Eisner Review: Rocket Raccoon

[Editor’s Note: Owing to some unexpected jury duty, Heather was unable to finish all of her Eisner Watch recaps before the ceremony this past Friday at SDCC. She still wanted to complete the series, though, so the last two installments will published under “Eisner Review.”]

The Eisners may be over, but there’s still a couple titles left to review! Rocket Raccoon, another title nominated in the Best New Series category [Lumberjanes by Grace Ellis, Noelle Stevenson, Shannon Watters and Brooke Allen ultimately won. – ed.], came right in the middle of an entirely unexpected phenomenon. Just one month before the hit movie Guardians of the Galaxy crash landed in movie theaters everywhere and stole all of our hearts with a dynamite soundtrack and charming roster of underdogs, this new solo title launched with writer Skottie Young (Magneto: Not a Hero, Marvel’s Oz book adaptions) and artist Jake Parker (Missile Mouse, The Antler Boy and Other Stories). Rocket Racoon is a raccoon a genetically modified, anthropomorphic mammal that closely resembles a raccoon who often teams up with the Guardians of the Galaxy to raise a little hell.

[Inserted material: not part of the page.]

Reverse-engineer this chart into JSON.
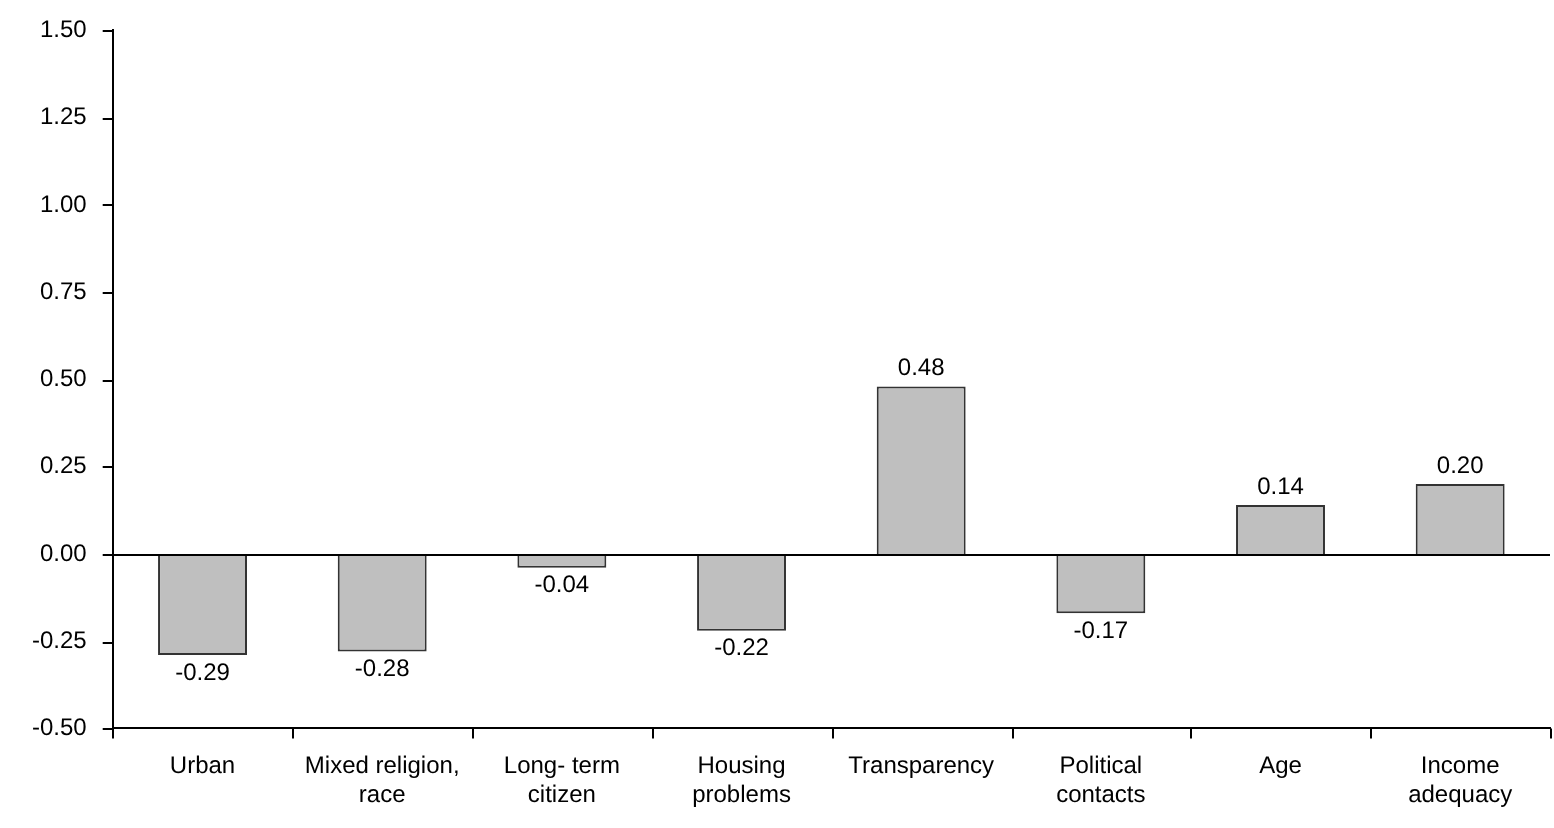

Before the movie and subsequent barrage of relevant comic titles came out, I had little introduction to the world of the Guardians, and even less exposure to Rocket Raccoon. All I really knew about him was that he was a machine gun-happy member of the Guardians of the Galaxy and also seemed kind of like a psychopath. But an adorable one? I never would have guessed that he’s actually something kind of a hero, or as much of a hero as you can be when you’re also a criminal. He’s like a furry little Han Solo who somehow still gets the ladies. Guardians of the Galaxy director James Gunn did a great job of making Rocket a real character rather than a cartoon, and has called Rocket the “heart” of the hit film on several occasions. Gunn’s direction triggers a lot of sympathy for this character, who hides a lot of inner pain regarding the unique disabilities resulting from his creation. In some ways, the story behind Rocket’s co-creator Bill Mantlo only heightens that sense of empathy in retrospect. In this new series from Marvel, Rocket is framed for murder by a mysterious imposter who looks exactly like him, and seems to always be one step ahead of Rocket every time he tries to get to the bottom of it. It’s up to Rocket and his best friend Groot to find out the truth, while also trying to keep out of jail. On top of everything else, a space armada of the raccoon’s angry exes also happen to be hunting him down across the galaxy.

In addition to Best New Series, Rocket Raccoon netted a much-deserved Best Humor Publication nomination [Richard Thompson’s The Complete Cul de Sac ultimately won – ed.]. Young’s writing is witty and fresh, with delightfully modern references to things like A Few Good Men and True Detective that make the reader feel a sense of real joyous recognition. Young also really captures the titular character’s clever,  self-deprecating humor, which is usually masked (pun intended) by a lot of wisecracks and an even higher dosage of ego; he serves double-time as the artist for the first five issues of the series, and, as always, his art is wonderfully cartoonish and inventive, with appropriately exaggerated facial expressions that complement every single character. Parker’s art, starting on the second arc, brings its own unique cartoon style, while keeping true enough to the overall tone of the book that the change in artist isn’t completely jarring.


Jean-Francois Beaulieu’s (Taskmaster: Unthinkable, Marvel’s Oz book adaptions) colours are fun, eye-catching and bright, making every panel pop the lighthearted storytelling alongside Jeff Eckleberry’s (Giant-Size Little Marvel: AvsX, Groot) letters that perfectly suit the voices and personalities of the characters speaking. Along with the requisite Young cover art, this series nails every single beat  it intends. An incredibly honest, hilarious, even a little bit naughty space adventure starring a surprisingly suave, trigger-happy talking mammal with some slight anger management issues. When he’s not making trouble with the Guardians of the Galaxy, he’s still getting into a whole lot of trouble by himself. Nothing is perfect; mistakes and history are often doomed to repeat. That doesn’t mean the journey has to be any less fun, right? Even in fiction, time is a flat circle.